OCP’s Green Ammonia pilot plant, and the African Institute for Solar Ammonia

Last week, OCP Group announced plans to develop green hydrogen and green ammonia as sustainable raw materials for use in fertilizer production. This includes building pilot plants in both Germany, already under construction, and Morocco, yet to begin construction, as well as “the possible establishment of an African Institute for Solar Ammonia.”

OCP is the world’s largest exporter of phosphate fertilizers, and the Moroccan company controls more than 70% of the world’s known reserves of phosphates. Ammonia is an important input to OCP’s finished fertilizer products, like monoammonium phosphate (MAP) or diammonium phosphate (DAP), and a producer as large as OCP measures its ammonia consumption in millions of tons per year. OCP also has a deep, industry-leading commitment to sustainable development, and it has been investigating potential supply chains for sustainable ammonia for some years.

Now, through its new cooperation agreement with the Fraunhofer Institute for Microstructure of Materials and Systems, in Germany, and its ongoing partnership with the Moroccan Institute for Research in Solar Energy and New Energies (IRESEN), OCP is establishing itself as a leader in the development of green ammonia.

The Memorandum of Understanding provides for continued cooperation with the aim of boosting the use of renewable raw materials in the fertilizer industry. The focus is on two raw materials: Green Hydrogen, which is obtained by electrolysis using electricity from renewable energies, and which can be further processed into numerous products for the fertilizer industry; and Green Ammonia, consisting of Green Hydrogen and nitrogen, which can serve as a raw material for the production of fertilizers, amongst other uses.
OCP announcement, OCP Group and Fraunhofer IMWS sign Memorandum of Understanding for sustainable fertilizer industry, 08/03/2018

Corporate strategy, economic drivers, cost-competitiveness
The announcement quotes Mostafa Terrab, Chairman of OCP, who describes the company’s attitude toward sustainability, saying that “responsibility for the environment has always been important to us, not just when working in our mines, but as a fundamental principle of our circular economy approach. The use of Green Ammonia fits in with this strategy.” Beyond this, Terrab cites the market drivers behind OCP’s investment decision, explaining that the development of technologies for green ammonia production “can help conserve valuable resources and provide our customers with sustainable new products.”

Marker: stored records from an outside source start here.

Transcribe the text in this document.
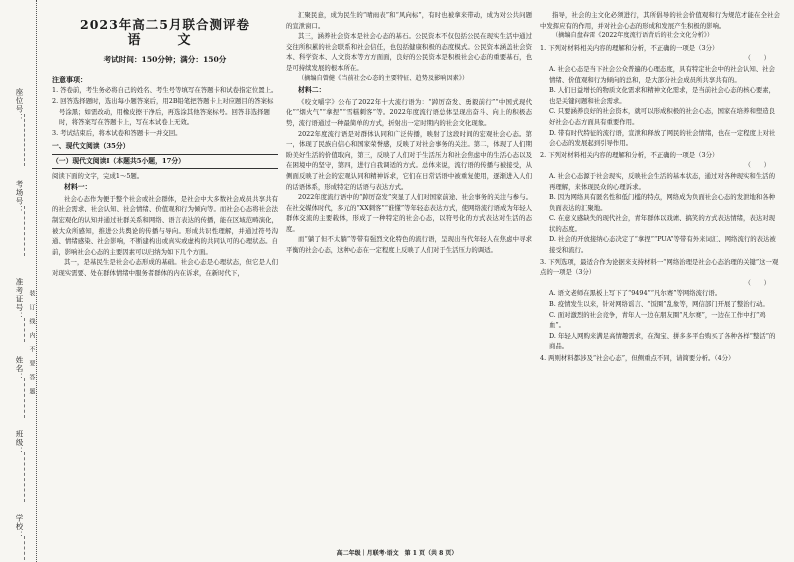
座位号：
考场号：
准考证号： 装　订　线　内　不　要　答　题
姓名：
班级：
学校：
2023年高二5月联合测评卷
语　文
考试时间：150分钟；满分：150分
注意事项：
1. 答卷前，考生务必将自己的姓名、考生号等填写在答题卡和试卷指定位置上。
2. 回答选择题时，选出每小题答案后，用2B铅笔把答题卡上对应题目的答案标号涂黑；如需改动，用橡皮擦干净后，再选涂其他答案标号。回答非选择题时，将答案写在答题卡上，写在本试卷上无效。
3. 考试结束后，将本试卷和答题卡一并交回。
一、现代文阅读（35分）
（一）现代文阅读Ⅰ（本题共5小题，17分）
阅读下面的文字，完成1～5题。
材料一：

社会心态作为便于整个社会或社会群体，是社会中大多数社会成员共享共有的社会需求、社会认知、社会情绪、价值观和行为倾向等。而社会心态将社会法制宏观化的认知并通过社群关系和网络、语言表达的传播，能在区域范畴演化，被大众所感知，推进公共舆论的传播与导向。形成共识性理解，并通过符号沟通、情绪感染、社会影响，不断建构出或真实或虚构的共同认可的心理状态。自前，影响社会心态的主要因素可以归纳为如下几个方面。

其一，是基民生是社会心态形成的基础。社会心态是心理状态，但它是人们对现实需要、处在群体情绪中服务者群体的内在诉求，在新时代下，

汇聚民意，成为民生的“晴雨表”和“风向标”，有时也被拿来带动，成为对公共问题的宣泄窗口。

其三，涵养社会资本是社会心态的基石。公民资本不仅包括公民在现实生活中通过交往所积累的社会联系和社会信任，也包括健康积极的态度模式。公民资本涵盖社会资本、科学资本、人文资本等方方面面，良好的公民资本是积极社会心态的重要基石，也是可持续发展的根本所在。

（摘编自曾健《当前社会心态的主要特征、趋势及影响因素》）
材料二：

《咬文嚼字》公布了2022年十大流行语为：“踔厉奋发、勇毅前行”“中国式现代化”“烟火气”“拿捏”“雪糕刺客”等。2022年度流行语总体呈现出奋斗、向上的积极态势，流行语通过一种最简单的方式，折射出一定时期内的社会文化现象。

2022年度流行语是对群体认同和广泛传播，映射了这段时间的宏观社会心态。第一，体现了民族自信心和国家荣誉感，反映了对社会事务的关注。第二，体现了人们期盼美好生活的价值取向，第三，反映了人们对于生活压力和社会焦虑中的生活心态以及在困境中的坚守，第四，进行自我调适的方式。总体来说，流行语的传播与被接受，从侧面反映了社会的宏观认同和精神诉求，它们在日常话语中被重复使用，逐渐进入人们的话语体系，形成特定的话语与表达方式。

2022年度流行语中的“踔厉奋发”突显了人们对国家前途、社会事务的关注与参与。在社交媒体时代，多元的“XX刺客”“谁懂”等年轻态表达方式，使网络流行语成为年轻人群体交流的主要载体，形成了一种特定的社会心态，以符号化的方式表达对生活的态度。

而“躺了但不太躺”等带有强烈文化特色的流行语，呈现出当代年轻人在焦虑中寻求平衡的社会心态，这种心态在一定程度上反映了人们对于生活压力的调适。

指导，社会的主文化必须进行，其所倡导的社会价值观和行为规范才能在全社会中发挥应有的作用，并对社会心态的形成和发展产生积极的影响。

（摘编自盘春雷《2022年度流行语背后的社会文化分析》）
1. 下列对材料相关内容的理解和分析，不正确的一项是（3分）
（　　）
A. 社会心态是当下社会公众普遍的心理态度，具有特定社会中的社会认知、社会情绪、价值观和行为倾向的总和，是大部分社会成员所共享共有的。
B. 人们日益增长的物质文化需求和精神文化需求，是当前社会心态的核心要素，也是关键问题和社会需求。
C. 只要涵养良好的社会资本，就可以形成积极的社会心态，国家在培养和塑造良好社会心态方面具有重要作用。
D. 带有时代特征的流行语，宣泄和释放了网民的社会情绪，也在一定程度上对社会心态的发展起到引导作用。
2. 下列对材料相关内容的理解和分析，不正确的一项是（3分）
（　　）
A. 社会心态源于社会现实，反映社会生活的基本状态，通过对各种现实和生活的再理解，来体现民众的心理诉求。
B. 因为网络具有匿名性和低门槛的特点，网络成为负面社会心态的发泄地和各种负面表达的汇聚地。
C. 在意义感缺失的现代社会，青年群体以戏谑、搞笑的方式表达情绪，表达对现状的态度。
D. 社会的开放接纳心态决定了“拿捏”“PUA”等带有外来词汇、网络流行的表达被接受和流行。
3. 下列选项，最适合作为论据来支持材料一“网络治理是社会心态治理的关键”这一观点的一项是（3分）
（　　）
A. 语文老师在黑板上写下了“9494”“凡尔赛”等网络流行语。
B. 疫情发生以来，针对网络谣言、“饭圈”乱象等，网信部门开展了整治行动。
C. 面对激烈的社会竞争，青年人一边在朋友圈“凡尔赛”，一边在工作中打“鸡血”。
D. 年轻人网购来满足高情趣需求，在淘宝、拼多多平台购买了各种各样“整活”的商品。
4. 两则材料都涉及“社会心态”，但侧重点不同，请简要分析。（4分）
高二年级｜月联考·语文　第 1 页（共 8 页）
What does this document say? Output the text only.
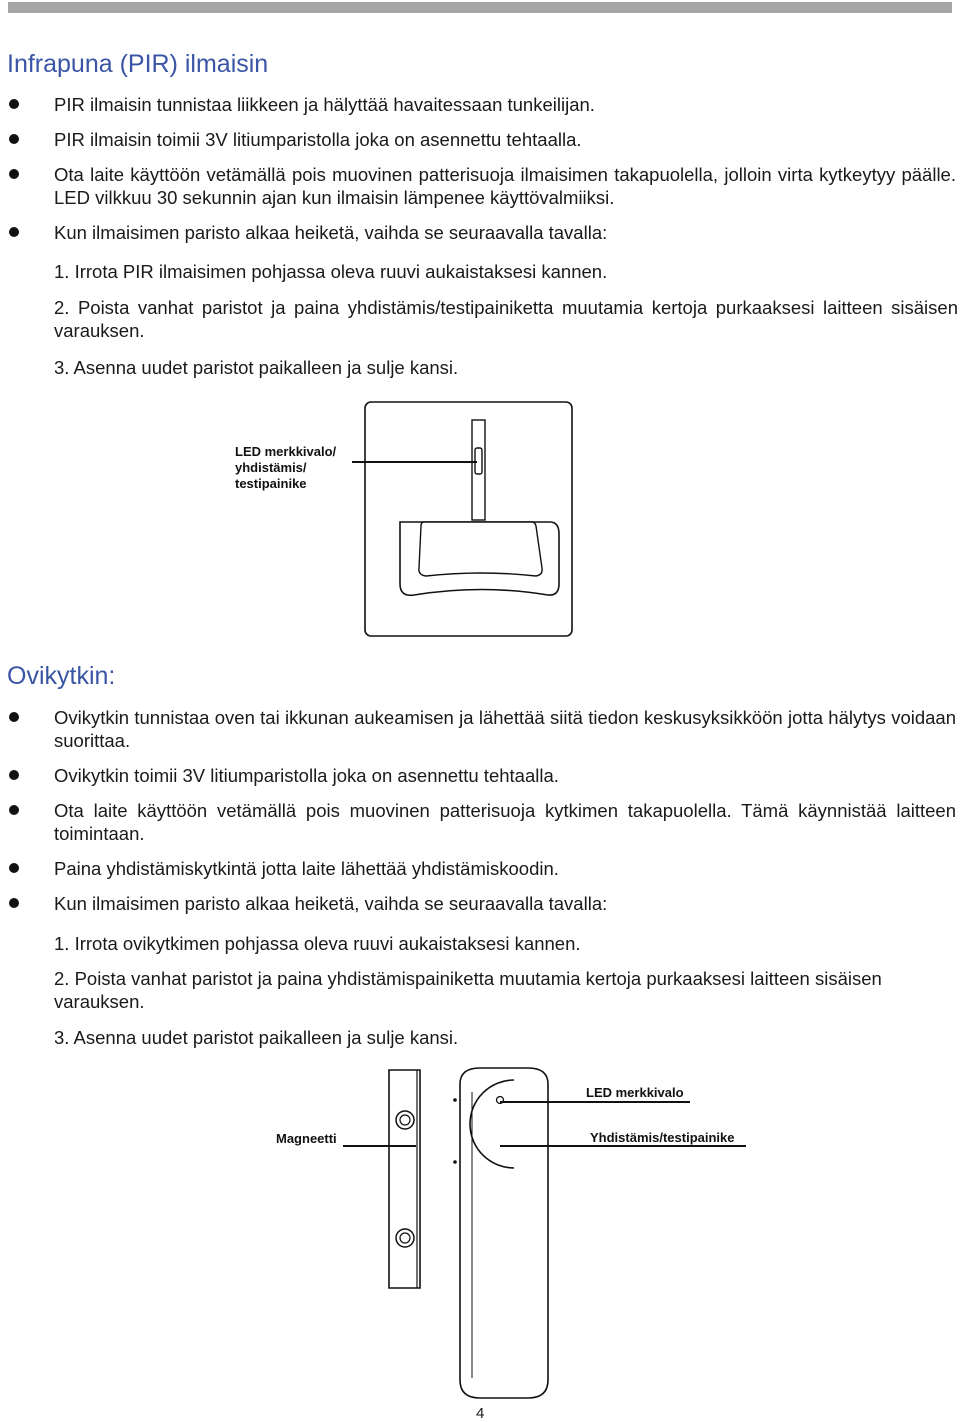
Infrapuna (PIR) ilmaisin
PIR ilmaisin tunnistaa liikkeen ja hälyttää havaitessaan tunkeilijan.
PIR ilmaisin toimii 3V litiumparistolla joka on asennettu tehtaalla.
Ota laite käyttöön vetämällä pois muovinen patterisuoja ilmaisimen takapuolella, jolloin virta kytkeytyy päälle. LED vilkkuu 30 sekunnin ajan kun ilmaisin lämpenee käyttövalmiiksi.
Kun ilmaisimen paristo alkaa heiketä, vaihda se seuraavalla tavalla:

1. Irrota PIR ilmaisimen pohjassa oleva ruuvi aukaistaksesi kannen.

2. Poista vanhat paristot ja paina yhdistämis/testipainiketta muutamia kertoja purkaaksesi laitteen sisäisen varauksen.

3. Asenna uudet paristot paikalleen ja sulje kansi.

LED merkkivalo/
yhdistämis/
testipainike
Ovikytkin:
Ovikytkin tunnistaa oven tai ikkunan aukeamisen ja lähettää siitä tiedon keskusyksikköön jotta hälytys voidaan suorittaa.
Ovikytkin toimii 3V litiumparistolla joka on asennettu tehtaalla.
Ota laite käyttöön vetämällä pois muovinen patterisuoja kytkimen takapuolella. Tämä käynnistää laitteen toimintaan.
Paina yhdistämiskytkintä jotta laite lähettää yhdistämiskoodin.
Kun ilmaisimen paristo alkaa heiketä, vaihda se seuraavalla tavalla:

1. Irrota ovikytkimen pohjassa oleva ruuvi aukaistaksesi kannen.

2. Poista vanhat paristot ja paina yhdistämispainiketta muutamia kertoja purkaaksesi laitteen sisäisen varauksen.

3. Asenna uudet paristot paikalleen ja sulje kansi.

Magneetti
LED merkkivalo
Yhdistämis/testipainike
4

The Director of the Fraunhofer Institute, Ralf Wehrspohn, describes the economic drivers in more detail, emphasizing that these technologies should produce carbon-free ammonia at a competitive cost:

“Green Hydrogen and Green Ammonia offer tremendous potential to sustain the supply of raw materials to the fertilizer industry. They also reduce the industry‚Äôs dependency on oil, natural gas and any other fossil fuel. I am pleased that our many activities in the area of Chemistry 4.0 are being perceived internationally, and that we can now continue to advance these technologies with a globally leading company such as OCP, to prove that Green Hydrogen and Green Ammonia can be used on an industrial scale – and at prices that make sense for the companies.”
Fraunhofer IMWS announcement, Fraunhofer IMWS and OCP Group sign Memorandum of Understanding, 08/03/2018

Pilot plants in German and Morocco
In Leuna, Germany, the Fraunhofer Institute is already at an advanced stage of construction with its green hydrogen pilot plant, which is set to begin production in 2019. The pilot will supply green hydrogen to companies in that industrial cluster, which includes BASF, DOMO Caproleuna, Dow, Linde, and Total, among many others.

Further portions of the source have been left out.